In this enchanting novel, Matthew Quick takes us inside Pat’s mind, showing us the world from his distorted yet endearing perspective.
I remember watching this movie years ago and really liking it but when I started reading the book I realized I did not remember the story all that well. The only part I really remembered was the dancing competition part, and even that I didn’t accurately recall. For that I am glad I chose to read this book and I now want to go back and re-watch the movie. Also from what I remembered it was a happy go lucky movie but clearly that impression wasn’t correct. This book deals with some heavy stuff about mental health. I really enjoyed Pat as a narrator even though at times I myself getting frustrated with how naive Pat was. It made me feel for Pat but also for those around him, well aside from his father who just made me mad. The book had moments that made me smile and moments that made me want to burst out in tears which to me is a marking of a good book. I also adored the ending. Pat found someone who he can belong to that understands his issues and loves him no matter what. I loved the final imagery of Pat & Tiffany lying in the middle of a frozen soccer field looking for that silver lining.

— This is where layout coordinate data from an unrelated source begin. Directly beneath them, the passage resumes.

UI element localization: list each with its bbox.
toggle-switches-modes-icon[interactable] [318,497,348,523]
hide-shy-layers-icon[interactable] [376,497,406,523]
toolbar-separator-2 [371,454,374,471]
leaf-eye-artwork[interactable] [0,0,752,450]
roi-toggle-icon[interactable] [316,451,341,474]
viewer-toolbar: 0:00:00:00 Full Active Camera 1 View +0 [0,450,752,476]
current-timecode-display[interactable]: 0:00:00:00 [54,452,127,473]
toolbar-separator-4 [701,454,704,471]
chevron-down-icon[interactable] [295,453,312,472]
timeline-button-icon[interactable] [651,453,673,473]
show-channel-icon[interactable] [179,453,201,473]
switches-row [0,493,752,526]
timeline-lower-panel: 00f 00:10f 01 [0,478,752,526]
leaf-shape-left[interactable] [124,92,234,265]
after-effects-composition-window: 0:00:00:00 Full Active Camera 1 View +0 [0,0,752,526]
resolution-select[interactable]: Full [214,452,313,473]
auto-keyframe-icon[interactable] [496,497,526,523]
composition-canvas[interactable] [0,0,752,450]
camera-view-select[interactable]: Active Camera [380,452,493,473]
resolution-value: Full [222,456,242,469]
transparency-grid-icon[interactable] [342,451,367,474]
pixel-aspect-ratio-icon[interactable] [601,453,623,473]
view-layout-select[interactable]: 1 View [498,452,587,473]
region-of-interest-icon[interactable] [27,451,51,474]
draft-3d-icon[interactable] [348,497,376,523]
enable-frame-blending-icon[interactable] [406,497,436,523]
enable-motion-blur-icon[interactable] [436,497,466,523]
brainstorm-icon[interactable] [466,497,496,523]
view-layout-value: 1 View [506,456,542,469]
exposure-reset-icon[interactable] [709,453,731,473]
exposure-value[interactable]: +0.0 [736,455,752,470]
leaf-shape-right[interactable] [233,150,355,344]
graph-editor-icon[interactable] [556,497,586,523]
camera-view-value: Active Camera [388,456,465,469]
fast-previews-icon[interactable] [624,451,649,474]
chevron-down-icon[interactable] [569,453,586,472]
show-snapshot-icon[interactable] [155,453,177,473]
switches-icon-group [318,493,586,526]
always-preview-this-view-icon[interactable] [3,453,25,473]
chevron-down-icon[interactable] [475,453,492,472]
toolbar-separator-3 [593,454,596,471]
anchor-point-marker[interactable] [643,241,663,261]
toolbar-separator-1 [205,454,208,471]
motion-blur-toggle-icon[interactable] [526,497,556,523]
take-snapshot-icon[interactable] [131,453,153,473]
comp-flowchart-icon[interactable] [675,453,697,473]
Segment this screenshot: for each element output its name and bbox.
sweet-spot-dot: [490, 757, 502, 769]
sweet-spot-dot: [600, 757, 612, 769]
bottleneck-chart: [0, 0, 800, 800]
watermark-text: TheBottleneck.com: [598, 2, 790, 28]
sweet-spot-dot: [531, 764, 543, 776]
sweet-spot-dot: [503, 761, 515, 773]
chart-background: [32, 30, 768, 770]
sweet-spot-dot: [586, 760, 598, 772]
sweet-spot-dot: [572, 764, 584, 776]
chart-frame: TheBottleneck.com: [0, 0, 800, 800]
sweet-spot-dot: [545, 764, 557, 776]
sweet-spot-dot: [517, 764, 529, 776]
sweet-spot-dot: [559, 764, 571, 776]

“I don’t want to stay in the bad place, where no one believes in silver linings or love or happy endings.”
“Life is not a PG feel-good movie. Real life often ends badly. Literature tries to document this reality, while showing us it is still possible for us to endure nobly.”
“I am practicing being kind over being right.”
“Life is hard, and children have to be told how hard life can be…So they will be sympathetic to others. So they will understand that some people have it harder than they do and that a trip through this world can be a wildly different experience, depending on what chemicals are raging through one’s mind.”
“She looks sad. She looks angry. She looks different from everyone else I know—she cannot put on that happy face others wear when they know they are being watched. She doesn’t put on a face for me, which makes me trust her somehow.”
“You need to know it’s your actions that will make you a good person, not desire.”
“Most people lose the ability to see silver linings even though they are always there above us almost every day.”
“I think all it really takes for different people to get along is a common rooting interest and a few beers.”
“In my arms is a woman who has given me a Skywatcher’s Cloud Chart, a woman who knows all my secrets, a woman who knows just how messed up my mind is, how many pills I’m on, and yet she allows me to hold her anyway. There’s something honest about all this, and I cannot imagine any other woman lying in the middle of a frozen soccer field with me – in the middle of a snowstorm even – impossibly hoping to see a single cloud break free of a nimbostratus.”